- GBP/USD regained traction and turned higher for the third straight day on Wednesday.
- Some renewed USD selling bias negated softer UK CPI report and remained supportive.
- BoE Governor Bailey’s testimony did little to provide any impetus ahead of FOMC minutes.
The intraday USD selling bias picked up pace during the early North American session and lifted the GBP/USD pair to fresh session tops, closer to the 1.2300 mark.
The pair initially edge lower on Wednesday and dropped to the 1.2220 area following the release of softer-than-expected UK consumer inflation figures for April.
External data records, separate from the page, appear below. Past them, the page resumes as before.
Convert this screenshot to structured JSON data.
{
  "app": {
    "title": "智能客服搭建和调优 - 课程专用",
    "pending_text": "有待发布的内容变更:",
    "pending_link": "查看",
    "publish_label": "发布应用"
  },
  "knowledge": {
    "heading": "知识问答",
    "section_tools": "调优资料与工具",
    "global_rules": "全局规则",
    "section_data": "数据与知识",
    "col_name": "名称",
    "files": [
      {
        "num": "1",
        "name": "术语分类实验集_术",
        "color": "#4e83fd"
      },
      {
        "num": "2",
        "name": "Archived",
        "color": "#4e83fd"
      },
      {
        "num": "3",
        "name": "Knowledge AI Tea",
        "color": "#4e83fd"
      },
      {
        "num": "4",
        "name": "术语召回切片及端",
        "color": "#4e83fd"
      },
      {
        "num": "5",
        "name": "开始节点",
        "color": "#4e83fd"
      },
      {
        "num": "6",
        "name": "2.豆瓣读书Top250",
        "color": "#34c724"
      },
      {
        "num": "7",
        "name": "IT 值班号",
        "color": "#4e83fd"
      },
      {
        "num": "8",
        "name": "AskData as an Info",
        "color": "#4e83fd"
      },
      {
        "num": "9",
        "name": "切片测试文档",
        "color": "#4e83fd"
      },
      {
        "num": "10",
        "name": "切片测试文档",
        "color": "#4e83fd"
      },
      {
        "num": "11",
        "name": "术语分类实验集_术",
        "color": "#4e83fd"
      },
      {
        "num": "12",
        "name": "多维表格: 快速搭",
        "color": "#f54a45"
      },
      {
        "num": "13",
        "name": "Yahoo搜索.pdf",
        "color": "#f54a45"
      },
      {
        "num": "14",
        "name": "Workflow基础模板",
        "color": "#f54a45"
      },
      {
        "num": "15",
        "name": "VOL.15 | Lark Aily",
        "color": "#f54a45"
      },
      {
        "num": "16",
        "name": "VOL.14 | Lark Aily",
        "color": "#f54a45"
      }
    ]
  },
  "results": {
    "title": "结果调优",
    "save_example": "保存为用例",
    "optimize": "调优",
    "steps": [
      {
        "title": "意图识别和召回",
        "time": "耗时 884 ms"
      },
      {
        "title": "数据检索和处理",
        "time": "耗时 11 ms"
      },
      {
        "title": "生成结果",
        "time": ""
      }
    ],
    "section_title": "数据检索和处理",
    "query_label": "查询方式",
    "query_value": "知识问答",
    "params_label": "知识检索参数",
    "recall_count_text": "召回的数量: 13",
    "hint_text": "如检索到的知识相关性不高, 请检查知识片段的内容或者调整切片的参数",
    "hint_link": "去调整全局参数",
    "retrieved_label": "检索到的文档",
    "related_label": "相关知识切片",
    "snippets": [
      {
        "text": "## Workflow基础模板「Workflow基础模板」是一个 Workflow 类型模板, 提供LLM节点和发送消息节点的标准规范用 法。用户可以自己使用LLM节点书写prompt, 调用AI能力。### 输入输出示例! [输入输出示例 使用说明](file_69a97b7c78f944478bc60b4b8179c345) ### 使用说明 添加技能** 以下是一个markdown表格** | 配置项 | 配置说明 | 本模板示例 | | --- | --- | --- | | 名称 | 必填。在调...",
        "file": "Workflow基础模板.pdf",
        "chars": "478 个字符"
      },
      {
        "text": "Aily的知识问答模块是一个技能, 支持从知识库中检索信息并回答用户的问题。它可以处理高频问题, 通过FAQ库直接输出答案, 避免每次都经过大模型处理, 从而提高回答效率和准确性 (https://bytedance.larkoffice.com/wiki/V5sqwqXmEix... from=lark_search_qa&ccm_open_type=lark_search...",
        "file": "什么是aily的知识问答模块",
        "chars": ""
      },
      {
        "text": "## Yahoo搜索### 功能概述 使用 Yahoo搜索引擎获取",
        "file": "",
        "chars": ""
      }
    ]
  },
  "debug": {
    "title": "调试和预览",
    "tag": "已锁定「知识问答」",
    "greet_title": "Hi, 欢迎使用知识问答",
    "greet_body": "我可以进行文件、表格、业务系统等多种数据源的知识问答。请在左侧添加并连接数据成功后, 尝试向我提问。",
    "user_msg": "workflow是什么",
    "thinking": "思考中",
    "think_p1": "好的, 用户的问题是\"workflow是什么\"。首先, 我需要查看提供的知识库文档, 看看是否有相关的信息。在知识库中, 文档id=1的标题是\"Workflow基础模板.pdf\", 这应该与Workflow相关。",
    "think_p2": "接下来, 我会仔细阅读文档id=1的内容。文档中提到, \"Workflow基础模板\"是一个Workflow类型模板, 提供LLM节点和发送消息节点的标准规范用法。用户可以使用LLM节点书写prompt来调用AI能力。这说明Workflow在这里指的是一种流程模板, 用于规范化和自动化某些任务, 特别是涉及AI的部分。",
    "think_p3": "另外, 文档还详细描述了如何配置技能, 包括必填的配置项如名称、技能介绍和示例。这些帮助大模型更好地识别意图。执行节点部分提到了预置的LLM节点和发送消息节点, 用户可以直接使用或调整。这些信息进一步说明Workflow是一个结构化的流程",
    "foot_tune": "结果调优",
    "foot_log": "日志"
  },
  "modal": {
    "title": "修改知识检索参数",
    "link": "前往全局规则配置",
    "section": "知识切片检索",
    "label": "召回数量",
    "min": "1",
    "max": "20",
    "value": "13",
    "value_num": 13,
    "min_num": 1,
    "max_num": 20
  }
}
The downtick turned out to be short-lived, rather was quickly bought into amid the emergence of some fresh US dollar selling bias.
Despite doubts over a potential COVID-19 vaccine, strong corporate earnings provided a strong boost to the US equity futures and weighed on the greenback’s relative safe-haven status. A broad-based USD weakness assisted the pair to move back into the positive territory for the third consecutive session.
The British pound lost some traction after the Bank of England Governor Andrew Bailey did not rule out the possibility of negative interest rates. Bailey, alongside three MPC members was testifying before the Treasury Select Committee on the economic impact of the coronavirus.
Even from a technical perspective, the pair has been struggling to find acceptance above 50-day SMA, making it prudent to wait for some follow-through buying beyond the overnight swing high, around the 1.2300 mark. The move will confirm a bullish breakthrough 50-day SMA and set the stage for a further near-term appreciating move.
Moving ahead, market participants now look forward to the release of the minutes of the latest FOMC meeting. The minutes will influence the USD price dynamics and produce some meaningful trading opportunities later during the US session.